Noel Brown, The Feel-Good Film: A Contextual Approach
School of Creative and Performing Arts, Liverpool Hope University
Noel Brown is Associate Professor in Film at Liverpool Hope University, UK. He has written several books on aspects of children’s film, family entertainment and animation, including Contemporary Hollywood Animation (Edinburgh University Press, 2021), The Children’s Film: Genre, Nation and Narrative (Columbia University Press, 2017), British Children’s Cinema (I.B. Tauris, 2016) and The Hollywood Family Film (I.B. Tauris, 2012). He is also editor of The Oxford Handbook of Children’s Film (Oxford University Press, 2022), and series editor of ‘Children’s Film and Television’ for Edinburgh University Press, for which his next book, Radical Children's Film and Television (2025), is the inaugural volume. In addition, he has published on the feel-good film genre, comedy, fandom and science fiction and fantasy in a range of international publications.
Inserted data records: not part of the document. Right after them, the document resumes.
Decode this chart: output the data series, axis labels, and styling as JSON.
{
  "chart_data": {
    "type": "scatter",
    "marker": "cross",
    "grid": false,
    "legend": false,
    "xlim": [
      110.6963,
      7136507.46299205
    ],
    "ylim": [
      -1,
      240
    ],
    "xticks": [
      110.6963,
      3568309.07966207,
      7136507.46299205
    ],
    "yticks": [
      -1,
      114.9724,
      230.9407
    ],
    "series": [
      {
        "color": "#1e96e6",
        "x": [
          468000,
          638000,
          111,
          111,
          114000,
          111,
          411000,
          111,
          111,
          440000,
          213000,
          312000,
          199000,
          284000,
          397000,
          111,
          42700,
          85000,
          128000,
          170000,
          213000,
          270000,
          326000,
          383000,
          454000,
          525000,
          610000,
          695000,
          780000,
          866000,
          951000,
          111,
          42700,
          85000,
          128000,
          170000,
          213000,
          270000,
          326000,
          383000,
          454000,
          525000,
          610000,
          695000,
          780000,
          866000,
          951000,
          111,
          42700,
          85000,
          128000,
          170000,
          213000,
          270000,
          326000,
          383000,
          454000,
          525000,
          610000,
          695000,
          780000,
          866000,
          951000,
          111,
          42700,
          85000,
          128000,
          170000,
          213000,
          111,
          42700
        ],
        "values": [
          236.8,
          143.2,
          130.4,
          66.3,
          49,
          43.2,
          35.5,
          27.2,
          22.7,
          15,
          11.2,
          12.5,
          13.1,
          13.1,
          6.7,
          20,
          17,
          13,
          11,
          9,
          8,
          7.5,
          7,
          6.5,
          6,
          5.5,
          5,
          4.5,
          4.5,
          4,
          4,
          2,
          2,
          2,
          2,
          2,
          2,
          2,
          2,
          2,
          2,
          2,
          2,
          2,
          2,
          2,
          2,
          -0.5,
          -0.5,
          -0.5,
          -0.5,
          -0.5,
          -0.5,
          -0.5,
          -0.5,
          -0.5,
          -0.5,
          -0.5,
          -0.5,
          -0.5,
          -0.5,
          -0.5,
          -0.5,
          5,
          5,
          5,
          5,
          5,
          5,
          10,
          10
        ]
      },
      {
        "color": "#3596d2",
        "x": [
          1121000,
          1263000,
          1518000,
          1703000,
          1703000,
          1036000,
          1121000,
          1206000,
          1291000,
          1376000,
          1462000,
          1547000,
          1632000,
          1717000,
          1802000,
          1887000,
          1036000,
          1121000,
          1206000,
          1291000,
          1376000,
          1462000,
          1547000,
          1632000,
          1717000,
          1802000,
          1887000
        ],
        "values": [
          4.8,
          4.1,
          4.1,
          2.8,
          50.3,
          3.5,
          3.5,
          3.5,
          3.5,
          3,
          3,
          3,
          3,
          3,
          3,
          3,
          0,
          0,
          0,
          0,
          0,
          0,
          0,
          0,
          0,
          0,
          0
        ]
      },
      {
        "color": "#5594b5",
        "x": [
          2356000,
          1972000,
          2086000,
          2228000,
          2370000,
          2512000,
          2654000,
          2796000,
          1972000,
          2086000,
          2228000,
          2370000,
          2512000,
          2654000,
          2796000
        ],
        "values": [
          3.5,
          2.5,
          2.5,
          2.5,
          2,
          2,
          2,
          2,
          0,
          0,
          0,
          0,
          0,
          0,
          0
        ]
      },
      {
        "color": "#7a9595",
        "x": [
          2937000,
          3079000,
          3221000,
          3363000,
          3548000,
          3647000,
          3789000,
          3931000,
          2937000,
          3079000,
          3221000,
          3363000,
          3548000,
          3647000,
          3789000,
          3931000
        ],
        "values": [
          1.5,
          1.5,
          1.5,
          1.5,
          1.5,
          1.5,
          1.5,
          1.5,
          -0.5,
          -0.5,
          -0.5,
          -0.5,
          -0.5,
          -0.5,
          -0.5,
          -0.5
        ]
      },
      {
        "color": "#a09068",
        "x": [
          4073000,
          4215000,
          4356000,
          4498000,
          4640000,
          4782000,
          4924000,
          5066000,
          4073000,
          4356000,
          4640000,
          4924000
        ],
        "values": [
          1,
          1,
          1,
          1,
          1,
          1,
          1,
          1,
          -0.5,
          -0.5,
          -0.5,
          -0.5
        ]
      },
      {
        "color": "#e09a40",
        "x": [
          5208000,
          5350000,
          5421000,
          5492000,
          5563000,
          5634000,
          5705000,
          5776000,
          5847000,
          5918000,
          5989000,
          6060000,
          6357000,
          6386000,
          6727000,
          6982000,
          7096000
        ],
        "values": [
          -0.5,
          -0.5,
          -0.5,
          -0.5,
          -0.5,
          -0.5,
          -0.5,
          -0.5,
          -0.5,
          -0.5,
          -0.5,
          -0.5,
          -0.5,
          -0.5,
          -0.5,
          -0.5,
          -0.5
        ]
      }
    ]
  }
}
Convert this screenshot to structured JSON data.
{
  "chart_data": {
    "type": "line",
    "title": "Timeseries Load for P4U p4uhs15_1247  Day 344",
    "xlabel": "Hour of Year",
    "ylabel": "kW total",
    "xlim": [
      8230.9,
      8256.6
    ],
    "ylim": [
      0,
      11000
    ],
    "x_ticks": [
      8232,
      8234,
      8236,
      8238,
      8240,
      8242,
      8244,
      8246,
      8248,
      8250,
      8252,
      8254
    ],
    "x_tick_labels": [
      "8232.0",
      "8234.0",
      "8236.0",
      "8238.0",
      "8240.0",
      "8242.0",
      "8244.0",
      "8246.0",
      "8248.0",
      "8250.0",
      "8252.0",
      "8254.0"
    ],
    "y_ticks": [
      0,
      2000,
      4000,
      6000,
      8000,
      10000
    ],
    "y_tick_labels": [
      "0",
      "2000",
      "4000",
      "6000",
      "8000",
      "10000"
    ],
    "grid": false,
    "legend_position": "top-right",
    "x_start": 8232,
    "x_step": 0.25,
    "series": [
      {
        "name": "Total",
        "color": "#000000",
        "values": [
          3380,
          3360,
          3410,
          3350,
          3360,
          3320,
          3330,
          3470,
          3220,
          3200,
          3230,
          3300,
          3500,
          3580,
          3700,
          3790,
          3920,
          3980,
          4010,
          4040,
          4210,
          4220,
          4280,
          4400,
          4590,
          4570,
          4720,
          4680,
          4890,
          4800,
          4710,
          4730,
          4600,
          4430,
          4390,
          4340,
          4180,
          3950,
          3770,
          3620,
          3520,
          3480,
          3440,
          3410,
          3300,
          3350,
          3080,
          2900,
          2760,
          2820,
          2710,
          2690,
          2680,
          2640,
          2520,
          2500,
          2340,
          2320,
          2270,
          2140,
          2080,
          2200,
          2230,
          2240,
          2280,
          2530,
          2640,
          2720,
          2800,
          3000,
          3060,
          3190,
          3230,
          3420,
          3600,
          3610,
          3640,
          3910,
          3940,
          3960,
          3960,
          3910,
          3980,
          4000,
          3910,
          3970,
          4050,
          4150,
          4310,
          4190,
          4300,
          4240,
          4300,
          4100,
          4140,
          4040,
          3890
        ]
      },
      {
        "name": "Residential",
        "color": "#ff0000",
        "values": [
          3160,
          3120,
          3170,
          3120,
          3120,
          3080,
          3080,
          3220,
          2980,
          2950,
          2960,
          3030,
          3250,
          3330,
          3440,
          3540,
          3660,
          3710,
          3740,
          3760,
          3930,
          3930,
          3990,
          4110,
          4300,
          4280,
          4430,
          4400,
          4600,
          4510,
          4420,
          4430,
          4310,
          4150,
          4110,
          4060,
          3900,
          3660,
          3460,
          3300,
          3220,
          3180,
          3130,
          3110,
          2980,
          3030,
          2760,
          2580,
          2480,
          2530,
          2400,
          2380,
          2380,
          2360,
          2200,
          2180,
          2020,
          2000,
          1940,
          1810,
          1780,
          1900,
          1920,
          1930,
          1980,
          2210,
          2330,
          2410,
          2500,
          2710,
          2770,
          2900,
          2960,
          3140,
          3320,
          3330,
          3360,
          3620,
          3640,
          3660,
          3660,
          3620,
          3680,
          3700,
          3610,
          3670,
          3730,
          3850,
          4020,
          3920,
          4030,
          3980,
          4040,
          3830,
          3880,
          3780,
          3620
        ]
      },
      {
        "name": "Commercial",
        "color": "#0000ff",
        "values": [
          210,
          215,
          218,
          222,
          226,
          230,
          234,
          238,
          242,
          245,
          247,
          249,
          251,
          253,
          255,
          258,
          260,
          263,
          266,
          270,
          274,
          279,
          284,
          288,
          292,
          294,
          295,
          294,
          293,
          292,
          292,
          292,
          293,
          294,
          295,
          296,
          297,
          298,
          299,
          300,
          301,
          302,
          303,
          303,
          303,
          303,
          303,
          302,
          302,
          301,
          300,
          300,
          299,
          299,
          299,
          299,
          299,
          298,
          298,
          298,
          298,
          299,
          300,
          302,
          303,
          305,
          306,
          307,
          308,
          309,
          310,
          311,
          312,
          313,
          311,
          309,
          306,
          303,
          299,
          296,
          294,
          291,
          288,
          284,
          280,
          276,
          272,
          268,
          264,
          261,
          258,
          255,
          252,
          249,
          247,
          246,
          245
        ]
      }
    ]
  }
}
Tereza Fousek Krobová: No Game for Old (Wo)men: Playing video Games as a Comfort Strategy for Female Older Adults in Czechia
Faculty of Social Sciences, Charles University / Department of Game Studies, FAMU
Tereza Fousek Krobová is a game theorist. Her research focuses on the gender aspects of digital games in the context of representation, audiences, and the gaming industry. She teaches gender, cultural, and game studies at several tertiary education institutions (Charles University’s Faculty of Social Sciences, FAMU, NYU, and Scholastika). She is a member of a research group that focuses on the Czech game industry (PRIMUS grant, FSS CU) and a group that studies the archiving of Czech games (NAKI, FAMU). She works as the dramaturge for the DVA3 show on Czech TV. She is a member of FAMU’s Comfort Media research team.